I believe there is no worse system of paying officers than that which we have at present in our Army, where nobody can ascertain but by the most difficult process of minute inquiry what really the pay of an officer is. We have a number of major generals, and there are not any two of them whose pay is the same. Here is Major General H. W. Halleck, whose pay proper is $2,640. The allowances run it up to $9,862 98. Here is Major General Meade, whose pay proper is also $2,640. The allowances run it up to $9,342 05. Here is Major General Hancock, whose pay proper is the same, but whose allowances run it up to $9,785. Here is General Schofield, with the same pay proper, whose allowances make in the aggregate an income of $7,432.

How do these discrepancies arise? From the circumstance that in some places the quartermasters compute the value of quarters, fuel, and forage higher than at other places; a system which necessarily gives rise to great irregularities, and is excessively difficult of oversight and control.
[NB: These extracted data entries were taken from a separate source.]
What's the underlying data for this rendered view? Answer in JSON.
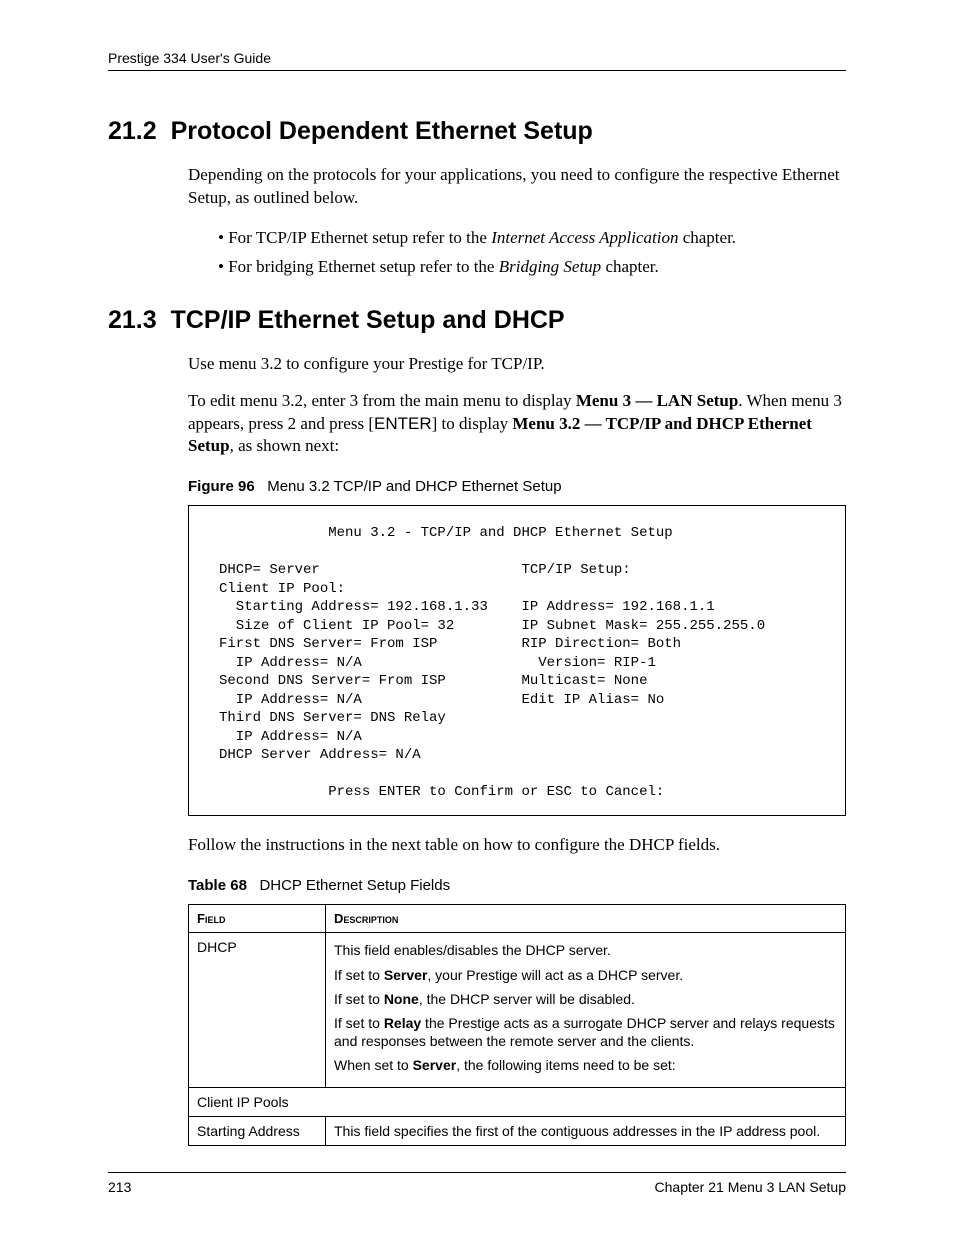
{
  "header": {
    "running_title": "Prestige 334 User's Guide"
  },
  "sections": {
    "s1": {
      "number": "21.2",
      "title": "Protocol Dependent Ethernet Setup",
      "intro": "Depending on the protocols for your applications, you need to configure the respective Ethernet Setup, as outlined below.",
      "bullet1_pre": "For TCP/IP Ethernet setup refer to the ",
      "bullet1_em": "Internet Access Application",
      "bullet1_post": " chapter.",
      "bullet2_pre": "For bridging Ethernet setup refer to the ",
      "bullet2_em": "Bridging Setup",
      "bullet2_post": " chapter."
    },
    "s2": {
      "number": "21.3",
      "title": "TCP/IP Ethernet Setup and DHCP",
      "p1": "Use menu 3.2 to configure your Prestige for TCP/IP.",
      "p2_pre": "To edit menu 3.2, enter 3 from the main menu to display ",
      "p2_b1": "Menu 3 — LAN Setup",
      "p2_mid1": ". When menu 3 appears, press 2 and press [",
      "p2_key": "ENTER",
      "p2_mid2": "] to display ",
      "p2_b2": "Menu 3.2 — TCP/IP and DHCP Ethernet Setup",
      "p2_post": ", as shown next:",
      "fig_label": "Figure 96",
      "fig_caption": "Menu 3.2 TCP/IP and DHCP Ethernet Setup",
      "after_fig": "Follow the instructions in the next table on how to configure the DHCP fields.",
      "tab_label": "Table 68",
      "tab_caption": "DHCP Ethernet Setup Fields"
    }
  },
  "figure_text": "             Menu 3.2 - TCP/IP and DHCP Ethernet Setup\n\nDHCP= Server                        TCP/IP Setup:\nClient IP Pool:\n  Starting Address= 192.168.1.33    IP Address= 192.168.1.1\n  Size of Client IP Pool= 32        IP Subnet Mask= 255.255.255.0\nFirst DNS Server= From ISP          RIP Direction= Both\n  IP Address= N/A                     Version= RIP-1\nSecond DNS Server= From ISP         Multicast= None\n  IP Address= N/A                   Edit IP Alias= No\nThird DNS Server= DNS Relay\n  IP Address= N/A\nDHCP Server Address= N/A\n\n             Press ENTER to Confirm or ESC to Cancel:",
  "table": {
    "headers": {
      "field": "Field",
      "desc": "Description"
    },
    "rows": {
      "dhcp": {
        "field": "DHCP",
        "d1": "This field enables/disables the DHCP server.",
        "d2a": "If set to ",
        "d2b": "Server",
        "d2c": ", your Prestige will act as a DHCP server.",
        "d3a": "If set to ",
        "d3b": "None",
        "d3c": ", the DHCP server will be disabled.",
        "d4a": "If set to ",
        "d4b": "Relay",
        "d4c": " the Prestige acts as a surrogate DHCP server and relays requests and responses between the remote server and the clients.",
        "d5a": "When set to ",
        "d5b": "Server",
        "d5c": ", the following items need to be set:"
      },
      "pools": {
        "field": "Client IP Pools"
      },
      "start": {
        "field": "Starting Address",
        "desc": "This field specifies the first of the contiguous addresses in the IP address pool."
      }
    }
  },
  "footer": {
    "page": "213",
    "chapter": "Chapter 21 Menu 3 LAN Setup"
  }
}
It may, indeed, be assumed that thousand and thousands of dollars are thus paid out without our knowing how, why, and wherefore.

Now, it seems to me that the system proposed in this bill is in every respect preferable. If we accept, it then we shall know exactly what the officers of the Army are entitled to and what they receive. That mysterious network of commutations will cease to confuse accounts and to puzzle those who want to know the truth. Then we shall know also that those who are serving in the field against the Indians and are braving the hardships of campaign life are not laboring under any disadvantage as compared with those who sit comfortably in their offices at Washington and unite with all the luxuries of civilized life at the same time pay far higher than that which those receive who do the dangerous work. I therefore earnestly hope the Senate will not reject this section without due consideration.